とある言葉に即座に反応する。あれは大好物。ご主人は「食べすぎだよ!」って、時々怒ってくるけど、好きなものは仕方ないし、くれる物をもらわないのは失礼だと思うんです。猫的には。あ、できればチュールはカツオ味でお願いします。

 

「はい、友希那」

 

「え?私?」

 

 と、私の目の前でチュールを開ける前に友希那のお嬢に渡すリサのお嬢。むっ。これは野良猫時代、とある飼い犬のポチくん(柴犬系雑種の雄・当時五歳)が言っていた「食事の際、一分ぐらい待たされる」って愚痴っていたやつですか!?しかも「きちん待てないと、その待つ時間がどんどん伸びていく」ってポチくん言っていたんですけど!?

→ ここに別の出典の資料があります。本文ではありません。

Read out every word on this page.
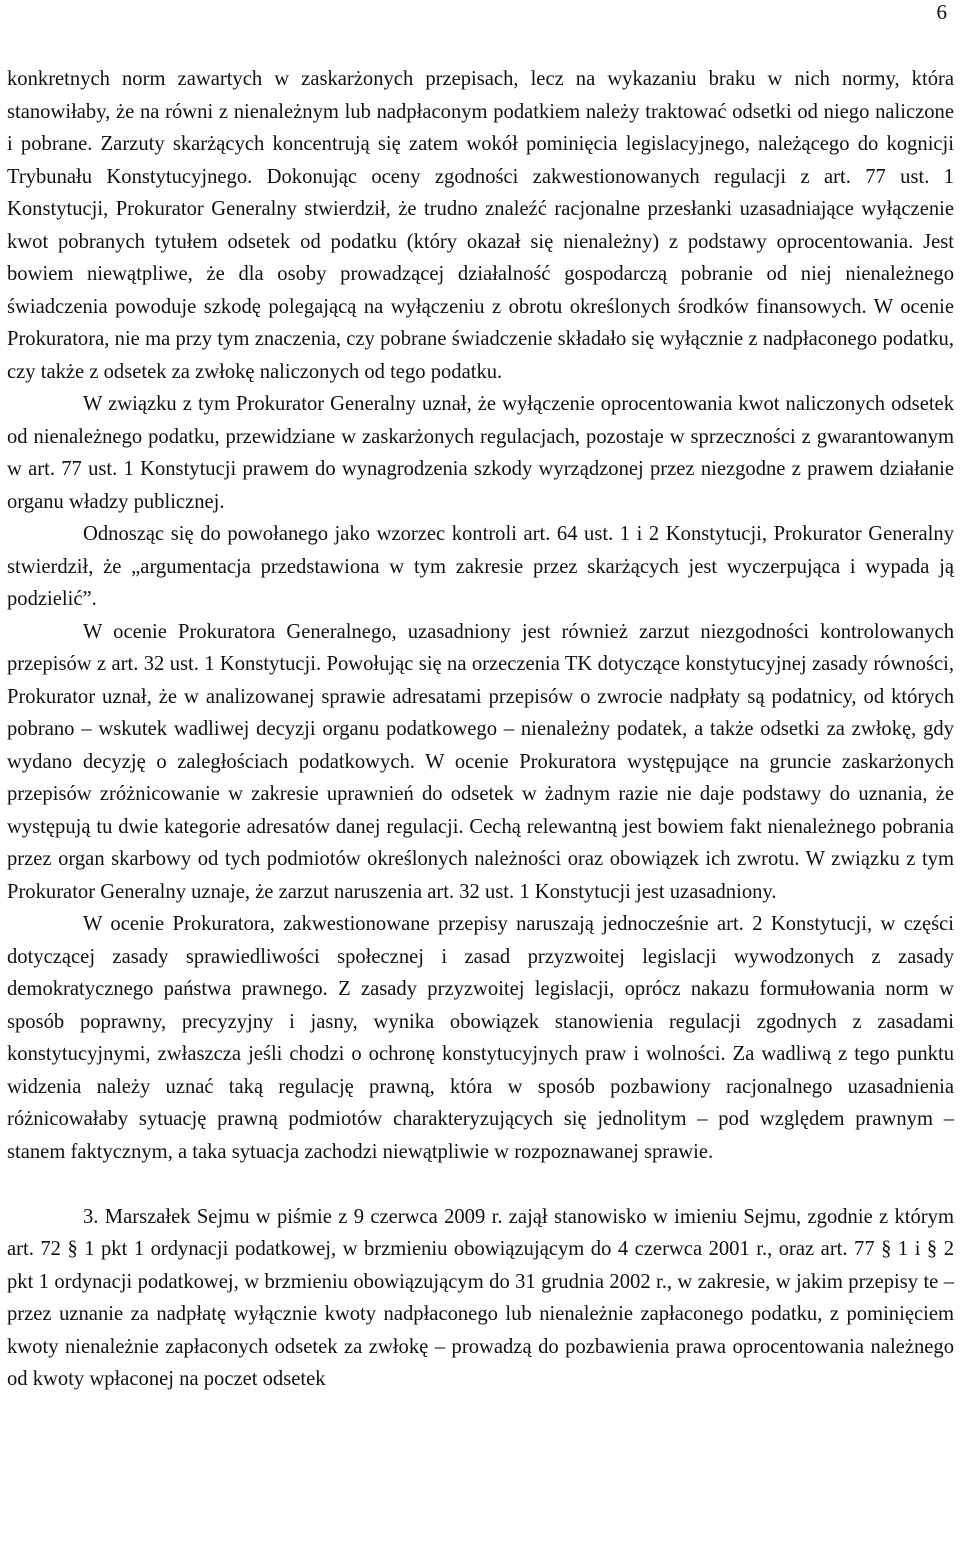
6

konkretnych norm zawartych w zaskarżonych przepisach, lecz na wykazaniu braku w nich normy, która stanowiłaby, że na równi z nienależnym lub nadpłaconym podatkiem należy traktować odsetki od niego naliczone i pobrane. Zarzuty skarżących koncentrują się zatem wokół pominięcia legislacyjnego, należącego do kognicji Trybunału Konstytucyjnego. Dokonując oceny zgodności zakwestionowanych regulacji z art. 77 ust. 1 Konstytucji, Prokurator Generalny stwierdził, że trudno znaleźć racjonalne przesłanki uzasadniające wyłączenie kwot pobranych tytułem odsetek od podatku (który okazał się nienależny) z podstawy oprocentowania. Jest bowiem niewątpliwe, że dla osoby prowadzącej działalność gospodarczą pobranie od niej nienależnego świadczenia powoduje szkodę polegającą na wyłączeniu z obrotu określonych środków finansowych. W ocenie Prokuratora, nie ma przy tym znaczenia, czy pobrane świadczenie składało się wyłącznie z nadpłaconego podatku, czy także z odsetek za zwłokę naliczonych od tego podatku.

W związku z tym Prokurator Generalny uznał, że wyłączenie oprocentowania kwot naliczonych odsetek od nienależnego podatku, przewidziane w zaskarżonych regulacjach, pozostaje w sprzeczności z gwarantowanym w art. 77 ust. 1 Konstytucji prawem do wynagrodzenia szkody wyrządzonej przez niezgodne z prawem działanie organu władzy publicznej.

Odnosząc się do powołanego jako wzorzec kontroli art. 64 ust. 1 i 2 Konstytucji, Prokurator Generalny stwierdził, że „argumentacja przedstawiona w tym zakresie przez skarżących jest wyczerpująca i wypada ją podzielić”.

W ocenie Prokuratora Generalnego, uzasadniony jest również zarzut niezgodności kontrolowanych przepisów z art. 32 ust. 1 Konstytucji. Powołując się na orzeczenia TK dotyczące konstytucyjnej zasady równości, Prokurator uznał, że w analizowanej sprawie adresatami przepisów o zwrocie nadpłaty są podatnicy, od których pobrano – wskutek wadliwej decyzji organu podatkowego – nienależny podatek, a także odsetki za zwłokę, gdy wydano decyzję o zaległościach podatkowych. W ocenie Prokuratora występujące na gruncie zaskarżonych przepisów zróżnicowanie w zakresie uprawnień do odsetek w żadnym razie nie daje podstawy do uznania, że występują tu dwie kategorie adresatów danej regulacji. Cechą relewantną jest bowiem fakt nienależnego pobrania przez organ skarbowy od tych podmiotów określonych należności oraz obowiązek ich zwrotu. W związku z tym Prokurator Generalny uznaje, że zarzut naruszenia art. 32 ust. 1 Konstytucji jest uzasadniony.

W ocenie Prokuratora, zakwestionowane przepisy naruszają jednocześnie art. 2 Konstytucji, w części dotyczącej zasady sprawiedliwości społecznej i zasad przyzwoitej legislacji wywodzonych z zasady demokratycznego państwa prawnego. Z zasady przyzwoitej legislacji, oprócz nakazu formułowania norm w sposób poprawny, precyzyjny i jasny, wynika obowiązek stanowienia regulacji zgodnych z zasadami konstytucyjnymi, zwłaszcza jeśli chodzi o ochronę konstytucyjnych praw i wolności. Za wadliwą z tego punktu widzenia należy uznać taką regulację prawną, która w sposób pozbawiony racjonalnego uzasadnienia różnicowałaby sytuację prawną podmiotów charakteryzujących się jednolitym – pod względem prawnym – stanem faktycznym, a taka sytuacja zachodzi niewątpliwie w rozpoznawanej sprawie.

3. Marszałek Sejmu w piśmie z 9 czerwca 2009 r. zajął stanowisko w imieniu Sejmu, zgodnie z którym art. 72 § 1 pkt 1 ordynacji podatkowej, w brzmieniu obowiązującym do 4 czerwca 2001 r., oraz art. 77 § 1 i § 2 pkt 1 ordynacji podatkowej, w brzmieniu obowiązującym do 31 grudnia 2002 r., w zakresie, w jakim przepisy te – przez uznanie za nadpłatę wyłącznie kwoty nadpłaconego lub nienależnie zapłaconego podatku, z pominięciem kwoty nienależnie zapłaconych odsetek za zwłokę – prowadzą do pozbawienia prawa oprocentowania należnego od kwoty wpłaconej na poczet odsetek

 私が軽く絶望を覚えていると、友希那のお嬢が封を切って私の口元にチュールを持ってきてくれたではありませんか!食べていいのか一度友希那のお嬢を見ると、小さく頷いてくれたのでさっそく噛みつくようにしてチュールを口にする。

 友希那のお嬢が、私のペースに合わせて出してくれるので、とっても食べやすい。あ、チュールは今日もカツオ味です。まあ、他の味でも食べるけど、やっぱりカツオが一番です。(個“猫”の感想です)

 

「湊さん、今井さん。こちらでしたか」

 

「友希那さーん!って、クロだー!!」

 

「クロちゃん……元気そうだね」

 

 と、チュールを食べ終えると同時に部屋に入ってくる三人のお嬢達。あ、やっぱり集まってきた。順に紗夜のお嬢とあこ。そして燐子のお嬢。よくこの五人で集まってなにかやっているようだけど、私はご主人からこの部屋と、この部屋を出たところにある机の上までしか出させていもらえないので、何をやっているかは分からないですが。

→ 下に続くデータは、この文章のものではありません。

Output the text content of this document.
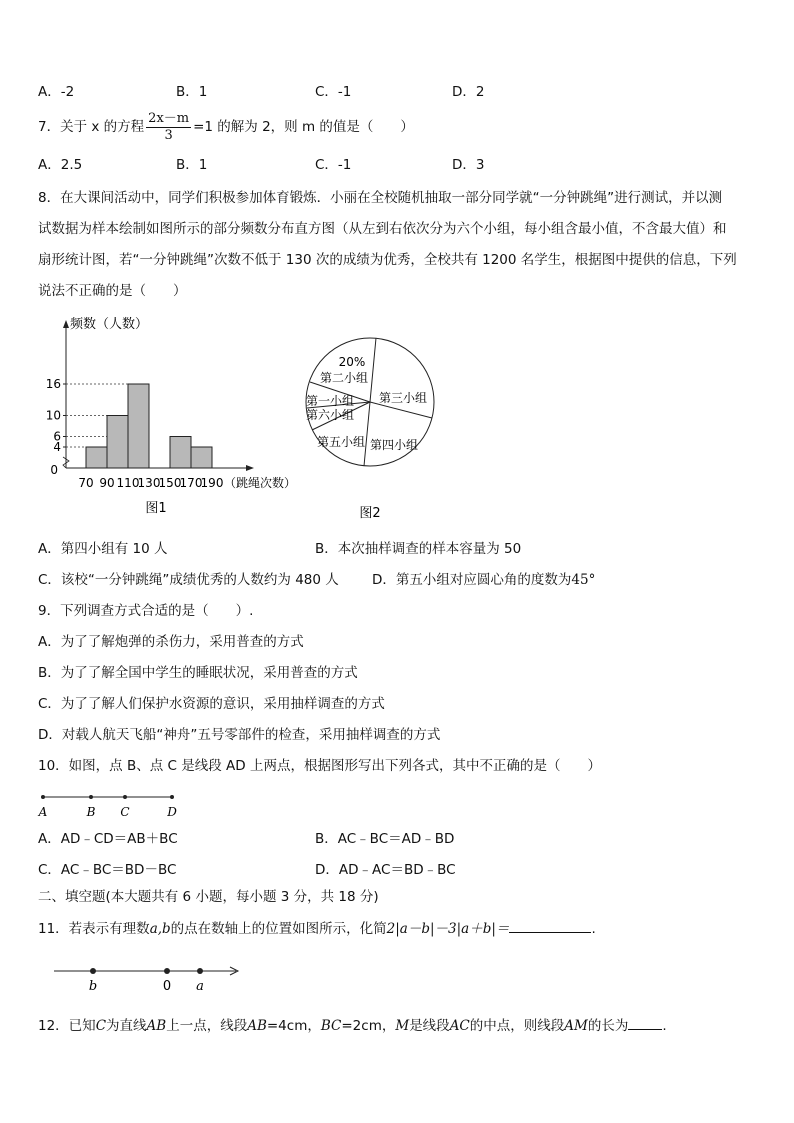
A．-2	B．1	C．-1	D．2
7．关于 x 的方程 $\frac{2x-m}{3} =1$ 的解为 2，则 m 的值是（　　）
A．2.5	B．1	C．-1	D．3
8．在大课间活动中，同学们积极参加体育锻炼．小丽在全校随机抽取一部分同学就“一分钟跳绳”进行测试，并以测
试数据为样本绘制如图所示的部分频数分布直方图（从左到右依次分为六个小组，每小组含最小值，不含最大值）和
扇形统计图，若“一分钟跳绳”次数不低于 130 次的成绩为优秀，全校共有 1200 名学生，根据图中提供的信息，下列
说法不正确的是（　　）
0
频数（人数）
（跳绳次数）
4
6
10
16
70 90 110
130
150
170
190
图1
20%
第二小组
第一小组
第六小组
第三小组
第五小组 第四小组
图2
A．第四小组有 10 人	B．本次抽样调查的样本容量为 50
C．该校“一分钟跳绳”成绩优秀的人数约为 480 人 D．第五小组对应圆心角的度数为45°
9．下列调查方式合适的是（　　）.
A．为了了解炮弹的杀伤力，采用普查的方式
B．为了了解全国中学生的睡眠状况，采用普查的方式
C．为了了解人们保护水资源的意识，采用抽样调查的方式
D．对载人航天飞船“神舟”五号零部件的检查，采用抽样调查的方式
10．如图，点 B、点 C 是线段 AD 上两点，根据图形写出下列各式，其中不正确的是（　　）
A	B C	D
A．AD﹣CD＝AB＋BC	B．AC﹣BC＝AD﹣BD
C．AC﹣BC＝BD－BC	D．AD﹣AC＝BD﹣BC
二、填空题(本大题共有 6 小题，每小题 3 分，共 18 分)
11．若表示有理数a,b的点在数轴上的位置如图所示，化简2|a－b|－3|a＋b|＝	.
b	0 a
12．已知C为直线AB上一点，线段AB=4cm，BC=2cm，M是线段AC的中点，则线段AM的长为	.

この間、脱走した先の部屋に変な縦に長い網がついた置物があって、それで爪とぎしていたら、ご主人にこっぴどく叱られたのはいい思い出。でも、なんで黒い線をかじっちゃダメだったんだろう?

それはともかく、紗夜のお嬢に挨拶しておこう。いつもいつも構ってくれないから、こういう時にアピールしておかないと!あ、あこはいつも一緒に走り回ったり、遊びまわったりしている仲間ですよ?……え?人?いやいや、あれは私同様猫ですよ。ええ。

 

「湊さん、黙っていなくなるのはやめて……って、なんでクロが私の足にスリスリしているんですか?」

 

「さあ?好かれたんじゃない、紗夜?」

 

「うらや……なんでもないわ。……みんな、黙っていなくなってごめんなさい。そろそろ行きましょう」

 

 と、紗夜のお嬢の代わりに友希那のお嬢が頭を撫でてくれた。あれ?今日はもうおしまい?

 

「クロー?また今度遊ぼうね!」

 

「クロちゃん、またね」

 

「クロ、今度違う味のチュール持ってくるからねー。楽しみにしててよー?」

 

「みゃおん」

 

 と、代わる代わる私を撫でてから部屋から出て行こうとする五人。また来てねと声をかけてから、私はCATタワーの最上階に昇る。今日も遊んでもらえたし、おやつももらえた。明日も来てくれると嬉しいな。なんて思いながら毛づくろいする私なのでした。

 その後、ご主人にチュール貰った事がバレて、その日の夕食を減らされました。解せません!!